Abu Dhabi Airports Company is investing millions to redevelop Abu Dhabi International Airport.
The credit crunch has failed to clip the wings of Abu Dhabi Airports Company. The firm is investing millions of dollars to redevelop Abu Dhabi International Airport in preparation for receiving some 20 million annual passengers by 2010, pushing forward with new midfield and passenger terminals to complement its already operational second runway.
What was your mandate when you joined ADAC last March and what have you achieved in that time?
The one objective we can't lose track of is our midfield terminal complex - it's the maturity of Abu Dhabi International Airport. It's a terminal that will span more then 500,000 sq m and provide us with capacity to handle between 40 to 50 million passengers a year.
We are in the midst of prioritising things, such as the soft opening to Terminal 3 (T3), which will primarily be used by Etihad Airways. We opened a second runway in early October, so we are one of the airports in the region with two operational runways.

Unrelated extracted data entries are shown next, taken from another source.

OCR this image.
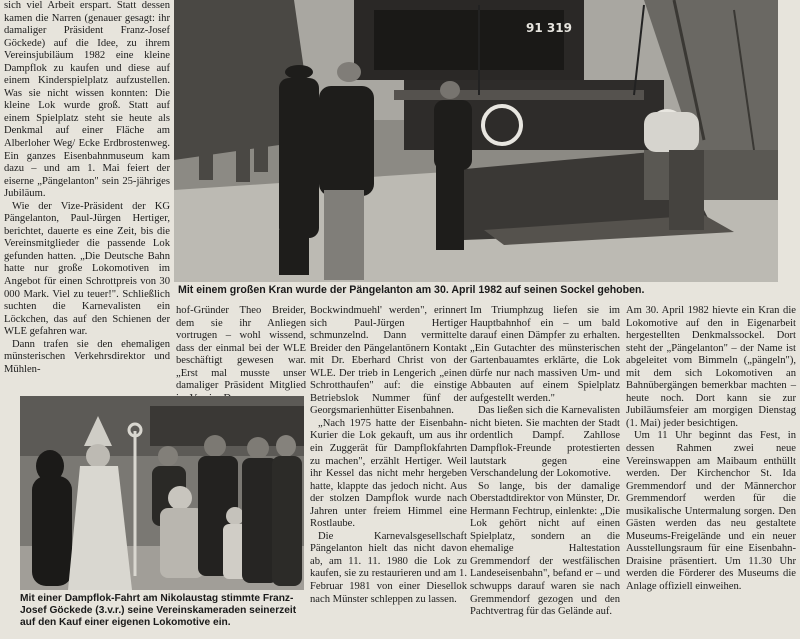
sich viel Arbeit erspart. Statt dessen kamen die Narren (genauer gesagt: ihr damaliger Präsident Franz-Josef Göckede) auf die Idee, zu ihrem Vereinsjubiläum 1982 eine kleine Dampflok zu kaufen und diese auf einem Kinderspielplatz aufzustellen. Was sie nicht wissen konnten: Die kleine Lok wurde groß. Statt auf einem Spielplatz steht sie heute als Denkmal auf einer Fläche am Alberloher Weg/ Ecke Erdbrostenweg. Ein ganzes Eisenbahnmuseum kam dazu – und am 1. Mai feiert der eiserne „Pängelanton" sein 25-jähriges Jubiläum.

Wie der Vize-Präsident der KG Pängelanton, Paul-Jürgen Hertiger, berichtet, dauerte es eine Zeit, bis die Vereinsmitglieder die passende Lok gefunden hatten. „Die Deutsche Bahn hatte nur große Lokomotiven im Angebot für einen Schrottpreis von 30 000 Mark. Viel zu teuer!". Schließlich suchten die Karnevalisten ein Löckchen, das auf den Schienen der WLE gefahren war.

Dann trafen sie den ehemaligen münsterischen Verkehrsdirektor und Mühlen-

91 319
Mit einem großen Kran wurde der Pängelanton am 30. April 1982 auf seinen Sockel gehoben.

hof-Gründer Theo Breider, dem sie ihr Anliegen vortrugen – wohl wissend, dass der einmal bei der WLE beschäftigt gewesen war. „Erst mal musste unser damaliger Präsident Mitglied

Bockwindmuehl' werden", erinnert sich Paul-Jürgen Hertiger schmunzelnd. Dann vermittelte Breider den Pängelantönern Kontakt mit Dr. Eberhard Christ von der WLE. Der trieb in Lengerich „einen Schrotthaufen" auf: die einstige Betriebslok Nummer fünf der Georgsmarienhütter Eisenbahnen.

„Nach 1975 hatte der Eisenbahn-Kurier die Lok gekauft, um aus ihr ein Zuggerät für Dampflokfahrten zu machen", erzählt Hertiger. Weil ihr Kessel das nicht mehr hergeben hatte, klappte das jedoch nicht. Aus der stolzen Dampflok wurde nach Jahren unter freiem Himmel eine Rostlaube.

Die Karnevalsgesellschaft Pängelanton hielt das nicht davon ab, am 11. 11. 1980 die Lok zu kaufen, sie zu restaurieren und am 1. Februar 1981 von einer Diesellok nach Münster schleppen zu lassen.

Im Triumphzug liefen sie im Hauptbahnhof ein – um bald darauf einen Dämpfer zu erhalten. „Ein Gutachter des münsterischen Gartenbauamtes erklärte, die Lok dürfe nur nach massiven Um- und Abbauten auf einem Spielplatz aufgestellt werden."

Das ließen sich die Karnevalisten nicht bieten. Sie machten der Stadt ordentlich Dampf. Zahllose Dampflok-Freunde protestierten lautstark gegen eine Verschandelung der Lokomotive.

So lange, bis der damalige Oberstadtdirektor von Münster, Dr. Hermann Fechtrup, einlenkte: „Die Lok gehört nicht auf einen Spielplatz, sondern an die ehemalige Haltestation Gremmendorf der westfälischen Landeseisenbahn", befand er – und schwupps darauf waren sie nach Gremmendorf gezogen und den Pachtvertrag für das Gelände auf.

Am 30. April 1982 hievte ein Kran die Lokomotive auf den in Eigenarbeit hergestellten Denkmalssockel. Dort steht der „Pängelanton" – der Name ist abgeleitet vom Bimmeln („pängeln"), mit dem sich Lokomotiven an Bahnübergängen bemerkbar machten – heute noch. Dort kann sie zur Jubiläumsfeier am morgigen Dienstag (1. Mai) jeder besichtigen.

Um 11 Uhr beginnt das Fest, in dessen Rahmen zwei neue Vereinswappen am Maibaum enthüllt werden. Der Kirchenchor St. Ida Gremmendorf und der Männerchor Gremmendorf werden für die musikalische Untermalung sorgen. Den Gästen werden das neu gestaltete Museums-Freigelände und ein neuer Ausstellungsraum für eine Eisenbahn-Draisine präsentiert. Um 11.30 Uhr werden die Förderer des Museums die Anlage offiziell einweihen.

Mit einer Dampflok-Fahrt am Nikolaustag stimmte Franz-Josef Göckede (3.v.r.) seine Vereinskameraden seinerzeit auf den Kauf einer eigenen Lokomotive ein.
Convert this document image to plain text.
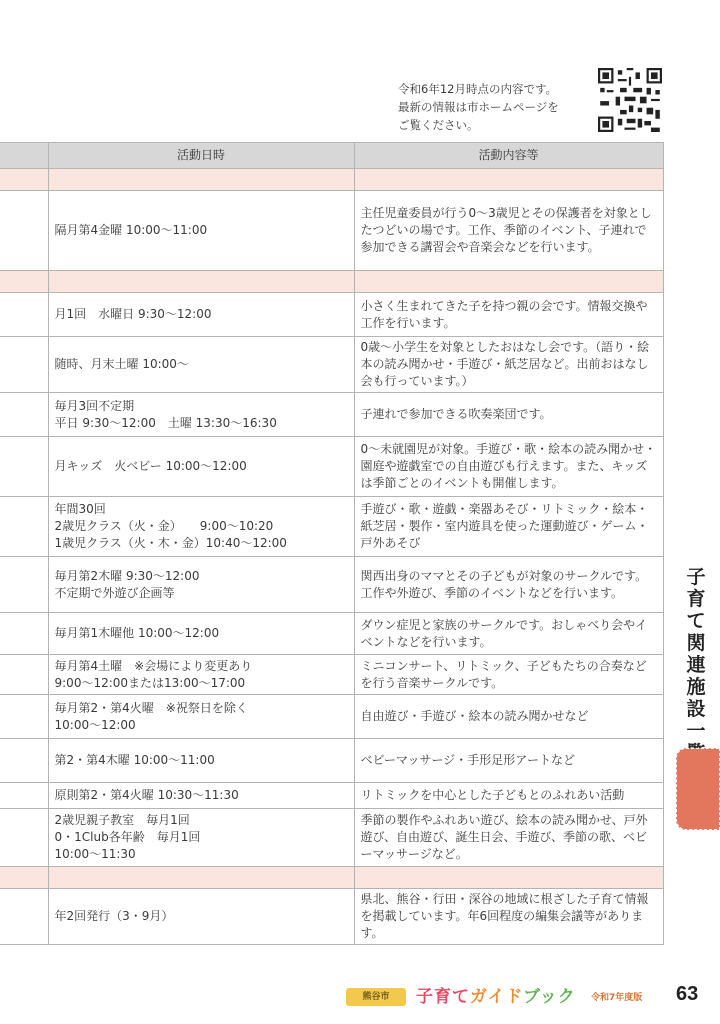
令和6年12月時点の内容です。
最新の情報は市ホームページを
ご覧ください。
	活動日時	活動内容等

	隔月第4金曜 10:00〜11:00	主任児童委員が行う0〜3歳児とその保護者を対象としたつどいの場です。工作、季節のイベント、子連れで参加できる講習会や音楽会などを行います。

	月1回　水曜日 9:30〜12:00	小さく生まれてきた子を持つ親の会です。情報交換や工作を行います。

	随時、月末土曜 10:00〜	0歳〜小学生を対象としたおはなし会です。（語り・絵本の読み聞かせ・手遊び・紙芝居など。出前おはなし会も行っています。）

	毎月3回不定期
平日 9:30〜12:00　土曜 13:30〜16:30	子連れで参加できる吹奏楽団です。

	月キッズ　火ベビー 10:00〜12:00	0〜未就園児が対象。手遊び・歌・絵本の読み聞かせ・園庭や遊戯室での自由遊びも行えます。また、キッズは季節ごとのイベントも開催します。

	年間30回
2歳児クラス（火・金）　　9:00〜10:20
1歳児クラス（火・木・金）10:40〜12:00	手遊び・歌・遊戯・楽器あそび・リトミック・絵本・紙芝居・製作・室内遊具を使った運動遊び・ゲーム・戸外あそび

	毎月第2木曜 9:30〜12:00
不定期で外遊び企画等	関西出身のママとその子どもが対象のサークルです。工作や外遊び、季節のイベントなどを行います。

	毎月第1木曜他 10:00〜12:00	ダウン症児と家族のサークルです。おしゃべり会やイベントなどを行います。

	毎月第4土曜　※会場により変更あり
9:00〜12:00または13:00〜17:00	ミニコンサート、リトミック、子どもたちの合奏などを行う音楽サークルです。

	毎月第2・第4火曜　※祝祭日を除く
10:00〜12:00	自由遊び・手遊び・絵本の読み聞かせなど

	第2・第4木曜 10:00〜11:00	ベビーマッサージ・手形足形アートなど

	原則第2・第4火曜 10:30〜11:30	リトミックを中心とした子どもとのふれあい活動

	2歳児親子教室　毎月1回
0・1Club各年齢　毎月1回
10:00〜11:30	季節の製作やふれあい遊び、絵本の読み聞かせ、戸外遊び、自由遊び、誕生日会、手遊び、季節の歌、ベビーマッサージなど。

	年2回発行（3・9月）	県北、熊谷・行田・深谷の地域に根ざした子育て情報を掲載しています。年6回程度の編集会議等があります。
子
育
て
関
連
施
設
一
熊谷市	子育てガイドブック 令和7年度版 63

We are also constructing our new air traffic control tower, which will span over 110 metres in height when opened this year.
It's been the first step towards the midfield terminal - when operating with two runways and a new terminal you need the tower in place. We'll have it before the terminal is completed.
What impact has the second runway had on Abu Dhabi Airport's operation?
The second runway gives greater flexibility, and the target of any airport is to have two runways. But it [the runway] requires maintenance and we have had blackouts after midnight on some nights to shut it down for routine work.
Have you seen a significant increase in takeoffs and landings since the new runway was opened?
That's not driven by having another runway. We have no holding pattern issues, which is great, so planes don't stay in the sky circling to get clearance to land. As an airport operator, the growth is on your doorstep. You need to think ahead about traffic and demand.
We are seeing an increase in service level demands from our passengers and, as T3 fully opens up, it gives us more elbow room.
After the opening of T3, we will start with a comprehensive refurbishment of T1 to bring it up to standard, and that will help us push forward continued improvement of service levels for passengers.
How confident are you of satisfying ADAC's target to secure 20 million passengers by 2012?
I will tell you one thing about aviation, projections are exactly that - projections. When you run forecasts, they are based on market conditions and you try to look at what's coming up. I always complain about the industry and people in it when they say; ‘by 2013 we will have 60 million passengers.'
You don't have a crystal ball and there is nothing more hideous when people make predictions saying, ‘I am going to deliver 15 percent growth, sustainable for the next 10 years.' It's unrealistic and you can have an economic downturn like we have now.
Outside circumstances affect our industry like the price of oil, SARS and 9/11, which people don't forecast for. It took four years before the aviation industry in the West returned back to normal after 9/11.
You can't forecast against that, so our projections are based on schedules, peak hours, plane orders and yield factors.
With that in mind, is it wise to be investing so heavily in infrastructure with the current global downturn?
We are confident we have a solid business. The airlines here are performing well above industry standards and we are seeing fairly sustained growth. When you do that, you need to plan the infrastructure accordingly.
Some people do ask, ‘with the economic downturn, is it wise to be investing in the infrastructure?' Absolutely, because these economic downturns eventually ride out.
We're planning everything for four to five years ahead and we can't say the same conditions we have today will be the same five years from now.
When you plan infrastructure you have to think way in advance, and when planning passenger numbers you're simply using a measure to reach a figure. Our forecast was to break nine million by the end of 2008.
Do you believe it's an occupational hazard to miss your passenger projections?
It's part of the industry. Hitting 20 million or 18.5 million is not really relevant. What is relevant is to be able to serve our customers and airlines and maintain and increase our level of service.
As a company, you look at the sustainability of the business you are building and those are the important factors for an airport operator. Our customers are thriving at Abu Dhabi Airport and we continue to bring in new airlines and customers to our hub.